La madre di Trentini: «La Pasqua senza Alberto un’agonia»
Il caso del cooperante rinchiuso in Venezuela. I genitori del 45enne del Lido non sono mai riusciti a mettersi in contatto con il figlio: «Grati a chi si mobilita per lui»

«Io sto male, malissimo. Anche il giorno della Pasqua, passato senza Alberto: è una lunga agonia. Come sapete, non si sa più nulla di lui. Vi sono grata per il pensiero, e ancora una volta ringrazio chi continua a mobilitarsi per lui».
La madre di Alberto Trentini rompe il silenzio nel giorno che segue il Lunedì dell’Angelo e ringrazia chi non smette di pensare a lui, lacerata dal dolore per un Natale e una Pasqua senza risposte, senza notizie del figlio, ancora rinchiuso delle carceri venezuelane.
Richiuso da 160 giorni
Giovedì 24 aprile saranno 160 giorni senza una sola chiamata da parte del volontario veneziano, detenuto dal 15 novembre scorso nel carcere El Rodeo I, nello stato di Miranda, periferia di Caracas, a circa 30 chilometri dalla capitale in una località chiamata Guatire.
E intanto rimane lì, appeso sotto le finestre dell’ultimo piano in via Anafesto al Lido, dove vivono i genitori Armanda ed Ezio, lo striscione con scritto «Alberto Trentini Libero», con il volto di Alberto stampato sul cartellone a guardare il cielo.
Turisti e residenti entrano ed escono dall’atrio del condominio, si fermano un istante, alzano gli occhi e dicono piano: «Sì, stiamo seguendo la sua storia. Preghiamo per lui».
L’appello
L’appello disperato dei genitori affinché il governo italiano intervenga per riportarlo a casa, come fatto per la giornalista Cecilia Sala in Iran, si scontra però con il muro di silenzio delle autorità venezuelane.
Trentini è accusato di cospirazione davanti al tribunale speciale per il Terrorismo, un’accusa che chi conosce bene Alberto definisce come «folle e pretestuosa» poiché sa che in Venezuela era lì solo per dedicarsi alla sua missione di volontario umanitario, portando aiuti vitali a chi vive nel più assoluto bisogno. Non ci sono prove che Trentini fosse mai stato in contatto con oppositori politici del regime di Nicolas Maduro o con l’intelligence: l’unico legame verificato con il pese sudamericana era una ragazza con cui aveva avuto una relazione e per cui aveva deciso di andare lì.

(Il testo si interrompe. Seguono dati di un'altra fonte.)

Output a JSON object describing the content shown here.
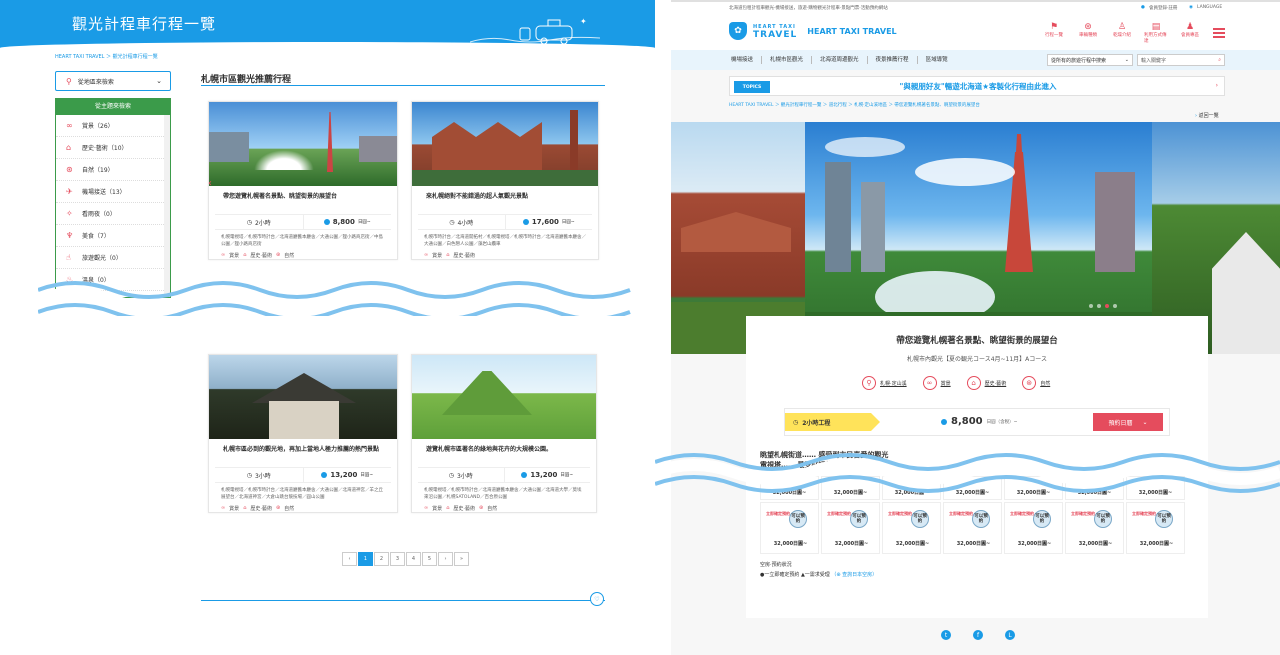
{
  "left": {
    "header_title": "觀光計程車行程一覽",
    "breadcrumb": "HEART TAXI TRAVEL  ＞  觀光計程車行程一覽",
    "dropdown": "從地區來檢索",
    "category_header": "從主題來檢索",
    "categories": [
      {
        "label": "賞景（26）",
        "icon": "binoculars-icon"
      },
      {
        "label": "歷史·藝術（10）",
        "icon": "museum-icon"
      },
      {
        "label": "自然（19）",
        "icon": "car-icon"
      },
      {
        "label": "機場接送（13）",
        "icon": "airplane-icon"
      },
      {
        "label": "看雨夜（0）",
        "icon": "sparkle-icon"
      },
      {
        "label": "美食（7）",
        "icon": "fork-knife-icon"
      },
      {
        "label": "旅遊觀光（0）",
        "icon": "hand-icon"
      },
      {
        "label": "溫泉（0）",
        "icon": "hot-spring-icon"
      }
    ],
    "section_title": "札幌市區觀光推薦行程",
    "cards": [
      {
        "title": "帶您遊覽札幌著名景點、眺望街景的展望台",
        "hours": "2小時",
        "price": "8,800",
        "unit": "日圓~",
        "spots": "札幌電視塔／札幌市時計台／北海道廳舊本廳舍／大通公園／狸小路商店街／中島公園／狸小路商店街",
        "tags": [
          "賞景",
          "歷史·藝術",
          "自然"
        ]
      },
      {
        "title": "來札幌絕對不能錯過的超人氣觀光景點",
        "hours": "4小時",
        "price": "17,600",
        "unit": "日圓~",
        "spots": "札幌市時計台／北海道開拓村／札幌電視塔／札幌市時計台／北海道廳舊本廳舍／大通公園／白色戀人公園／藻岩山纜車",
        "tags": [
          "賞景",
          "歷史·藝術"
        ]
      },
      {
        "title": "札幌市區必到的觀光地，再加上當地人極力推薦的熱門景點",
        "hours": "3小時",
        "price": "13,200",
        "unit": "日圓~",
        "spots": "札幌電視塔／札幌市時計台／北海道廳舊本廳舍／大通公園／北海道神宮／羊之丘展望台／北海道神宮／大倉山跳台競技場／圓山公園",
        "tags": [
          "賞景",
          "歷史·藝術",
          "自然"
        ]
      },
      {
        "title": "遊覽札幌市區著名的綠地與花卉的大規模公園。",
        "hours": "3小時",
        "price": "13,200",
        "unit": "日圓~",
        "spots": "札幌電視塔／札幌市時計台／北海道廳舊本廳舍／大通公園／北海道大學／莫埃來沼公園／札幌SATOLAND／百合原公園",
        "tags": [
          "賞景",
          "歷史·藝術",
          "自然"
        ]
      }
    ],
    "pagination": [
      "‹",
      "1",
      "2",
      "3",
      "4",
      "5",
      "›",
      "»"
    ]
  },
  "right": {
    "top_bar": "北海道包租計程車觀光·機場接送，旅遊·購物觀光計程車·景點門票·活動預約網站",
    "top_links": [
      "會員登錄·註冊",
      "LANGUAGE"
    ],
    "logo_text": "HEART TAXI TRAVEL",
    "logo_small": "HEART TAXI",
    "logo_big": "TRAVEL",
    "nav_icons": [
      "行程一覽",
      "車輛種類",
      "乾燥介紹",
      "利用方式傳達",
      "會員專區"
    ],
    "nav_items": [
      "機場接送",
      "札幌市區觀光",
      "北海道周邊觀光",
      "夜景推薦行程",
      "區域導覽"
    ],
    "select_placeholder": "從所有的旅遊行程中搜索",
    "search_placeholder": "輸入關鍵字",
    "topics_tag": "TOPICS",
    "topics_text": "\"與親朋好友\"暢遊北海道★客製化行程由此進入",
    "breadcrumb": "HEART TAXI TRAVEL  ＞  觀光計程車行程一覽  ＞  道北行程  ＞  札幌·定山溪地區  ＞  帶您遊覽札幌著名景點、眺望街景的展望台",
    "back": "返回一覽",
    "detail_title": "帶您遊覽札幌著名景點、眺望街景的展望台",
    "detail_sub": "札幌市內觀光【夏の観光コース4月~11月】Aコース",
    "tags": [
      "札幌·定山溪",
      "賞景",
      "歷史·藝術",
      "自然"
    ],
    "hours": "2小時工程",
    "price": "8,800",
    "price_unit": "日圓（含稅）~",
    "reserve": "預約日曆",
    "desc_l1": "眺望札幌街道…… 感受到市民喜愛的觀光",
    "desc_l2": "電視塔……  最受好評的……",
    "cal_row1": [
      "32,000日圓~",
      "32,000日圓~",
      "32,000日圓~",
      "32,000日圓~",
      "32,000日圓~",
      "32,000日圓~",
      "32,000日圓~"
    ],
    "cal_red": "立即確定預約",
    "cal_badge": "可以預約",
    "cal_price": "32,000日圓~",
    "legend_title": "空房·預約狀況",
    "legend_text": "●一立即確定預約  ▲一需求受理",
    "legend_link": "（⊕ 查詢日本空房）"
  }
}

«Non possiamo e non vogliamo arrenderci, stiamo lottando contro un principio: che Alberto non scompaia nell’indifferenza» spiegano a più riprese gli amici da una vita di Alberto, che insieme a Giulia Palazzo e Luca Tiozzo organizzano le mobilitazioni. «Non vogliamo questo silenzio, non vogliamo nemmeno appendere striscioni. C’è solo una cosa che faremo volentieri: abbracciarlo, a casa sua».
Il parroco
Nella parrocchia di Sant’Antonio si sono appena concluse le celebrazioni per Alberto, organizzate dal parroco don Renato in occasione della Pasqua: «Vedo spesso la mamma e il papà di Alberto, e non posso fare a meno di notare quanto siano provati da questa prigionia che sembra non avere fine» il commentato di don Renato Mazzuia. Ma Trentini da più di cinque mesi non ha più un volto, voce, nome.
Ci si aggrappa all’unico filo di speranza delle mobilitazioni civili, con digiuni, fiaccolate, flashmob, petizioni, striscioni, muri di speranza virtuali, comprese le due lettere della madre alla premier Giorgia Meloni.
C’è l’abbraccio di una Venezia che lo sostiene come un figlio, e fa il tifo per il suo ritorno a casa.
Il governo italiano ha ribadito più volte di aver intrapreso iniziative per il rilascio del 45enne: sul caso sono intervenuti pubblicamente il ministro degli Esteri Antonio Tajani e il sottosegretario Alfredo Mantovano, con la presidente del Consiglio Meloni che nei giorni scorsi ha contattato direttamente la famiglia di Alberto per assicurare che il governo è impegnato per il suo rientro.